Mataaho Collective from New Zealand took the Golden Lion for best participant in the exhibition, Foreigners Everywhere curated by Adriano Pedrosa. In the Arsenale, the collective is showing Takapau (2022), a large-scale woven installation which is wrapped around the main entrance. A spokesperson for the group thanked “Pedrosa for uplifting so many Indigenous and queer voices”; Pedrosa said in his opening address in front of the Italian culture minister, Gennaro Sangiuliano, that it “was wonderful to see so many foreigners and Italians gathered here”.

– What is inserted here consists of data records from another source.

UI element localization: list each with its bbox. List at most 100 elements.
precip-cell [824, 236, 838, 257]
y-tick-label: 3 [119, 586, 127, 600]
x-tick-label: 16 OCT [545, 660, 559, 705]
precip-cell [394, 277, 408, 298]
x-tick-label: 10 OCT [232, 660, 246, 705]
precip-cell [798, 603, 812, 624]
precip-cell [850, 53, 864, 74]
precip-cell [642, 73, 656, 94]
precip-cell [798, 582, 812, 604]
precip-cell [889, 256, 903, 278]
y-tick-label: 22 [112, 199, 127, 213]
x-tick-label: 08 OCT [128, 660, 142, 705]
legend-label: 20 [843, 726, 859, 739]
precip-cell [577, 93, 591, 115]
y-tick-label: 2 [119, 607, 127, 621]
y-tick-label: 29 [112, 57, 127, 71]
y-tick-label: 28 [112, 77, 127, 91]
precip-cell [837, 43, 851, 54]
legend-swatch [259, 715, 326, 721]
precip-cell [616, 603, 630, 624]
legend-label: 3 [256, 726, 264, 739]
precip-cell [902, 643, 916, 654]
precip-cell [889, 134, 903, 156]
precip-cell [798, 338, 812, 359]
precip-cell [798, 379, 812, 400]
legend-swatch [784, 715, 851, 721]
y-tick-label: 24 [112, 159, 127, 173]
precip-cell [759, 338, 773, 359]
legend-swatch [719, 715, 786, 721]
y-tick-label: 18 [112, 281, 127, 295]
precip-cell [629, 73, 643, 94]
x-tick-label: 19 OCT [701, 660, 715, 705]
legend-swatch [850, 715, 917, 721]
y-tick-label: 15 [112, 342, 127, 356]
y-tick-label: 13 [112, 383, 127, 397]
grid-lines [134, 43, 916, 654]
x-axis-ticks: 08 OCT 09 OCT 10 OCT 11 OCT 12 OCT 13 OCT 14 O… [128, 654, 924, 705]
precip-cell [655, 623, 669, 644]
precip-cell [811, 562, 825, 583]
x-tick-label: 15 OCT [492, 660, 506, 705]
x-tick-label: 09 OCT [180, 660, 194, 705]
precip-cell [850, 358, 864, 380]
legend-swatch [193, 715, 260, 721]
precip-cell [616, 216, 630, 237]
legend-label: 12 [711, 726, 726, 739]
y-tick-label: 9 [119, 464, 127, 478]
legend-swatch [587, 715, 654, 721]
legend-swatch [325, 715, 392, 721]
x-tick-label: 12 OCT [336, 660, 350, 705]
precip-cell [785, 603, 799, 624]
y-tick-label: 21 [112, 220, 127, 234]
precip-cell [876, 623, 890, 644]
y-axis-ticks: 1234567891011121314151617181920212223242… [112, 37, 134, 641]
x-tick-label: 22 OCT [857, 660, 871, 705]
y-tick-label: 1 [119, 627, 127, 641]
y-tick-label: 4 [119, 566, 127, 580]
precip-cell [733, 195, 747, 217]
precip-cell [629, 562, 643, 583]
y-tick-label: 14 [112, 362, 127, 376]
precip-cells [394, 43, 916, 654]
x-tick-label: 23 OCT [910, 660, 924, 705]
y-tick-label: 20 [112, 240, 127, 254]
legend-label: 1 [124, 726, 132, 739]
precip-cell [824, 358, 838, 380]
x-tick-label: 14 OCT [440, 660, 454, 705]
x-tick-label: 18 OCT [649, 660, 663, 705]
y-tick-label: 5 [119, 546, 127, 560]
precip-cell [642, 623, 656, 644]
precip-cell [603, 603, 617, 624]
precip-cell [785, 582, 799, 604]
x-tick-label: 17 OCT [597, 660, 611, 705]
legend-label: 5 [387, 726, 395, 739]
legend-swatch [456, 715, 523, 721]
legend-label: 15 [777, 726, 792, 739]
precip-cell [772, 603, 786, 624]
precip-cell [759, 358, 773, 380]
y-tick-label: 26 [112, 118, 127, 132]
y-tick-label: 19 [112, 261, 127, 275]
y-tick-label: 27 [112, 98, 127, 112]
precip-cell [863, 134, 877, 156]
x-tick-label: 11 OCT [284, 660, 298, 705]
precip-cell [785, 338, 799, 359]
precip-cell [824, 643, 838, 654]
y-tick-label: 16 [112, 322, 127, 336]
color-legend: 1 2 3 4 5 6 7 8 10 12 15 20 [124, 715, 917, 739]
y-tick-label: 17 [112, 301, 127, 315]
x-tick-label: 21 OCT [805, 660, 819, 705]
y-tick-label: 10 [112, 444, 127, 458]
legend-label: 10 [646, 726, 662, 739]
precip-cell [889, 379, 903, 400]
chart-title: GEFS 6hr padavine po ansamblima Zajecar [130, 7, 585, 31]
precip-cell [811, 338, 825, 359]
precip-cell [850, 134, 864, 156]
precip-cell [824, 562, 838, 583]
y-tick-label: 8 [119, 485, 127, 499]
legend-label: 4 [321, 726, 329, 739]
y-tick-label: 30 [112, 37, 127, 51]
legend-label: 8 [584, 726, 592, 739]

The 87-year old, Jerusalem-born artist Samia Halaby and the Argentine artist La Chola Poblete also received special mentions for their work in Foreigners Everywhere. Halaby dedicated her award to “the youthful members of the press in Gaza”. In a video address, Halaby said that Pedrosa had brought “many stateless, indigenous artists to the Biennale”.
Poblete is “a transdisciplinary artist who works with performance, video art, photography, painting, and objects [presenting] sophisticated queer imagery”, according to the Biennale website. The Nigerian-British artist Karimah Ashadu won the Silver Lion for Promising Young Participant.
The Brazilian artist Anna Maria Maiolino and the Turkish artist Nil Yalter also received the prestigious Golden Lion awards for lifetime achievement. The artists made their debuts at this year’s Biennale. Pedrosa said that Maiolino “has become a reference for many generations of artists in Brazil and beyond”. She is presenting “a large-scale installation that continues and unfolds her sculptures in clay”, he added.
Yalter presents a new reconfiguration of her installation Exile is a hard job in the first room of the Central Pavilion at the Giardini. At the ceremony she dedicated her award to “peace in the world”. Pedrosa said: “She is widely regarded as a pioneer in the global feminist art movement”, adding that she is recognised for her important research linked to immigration.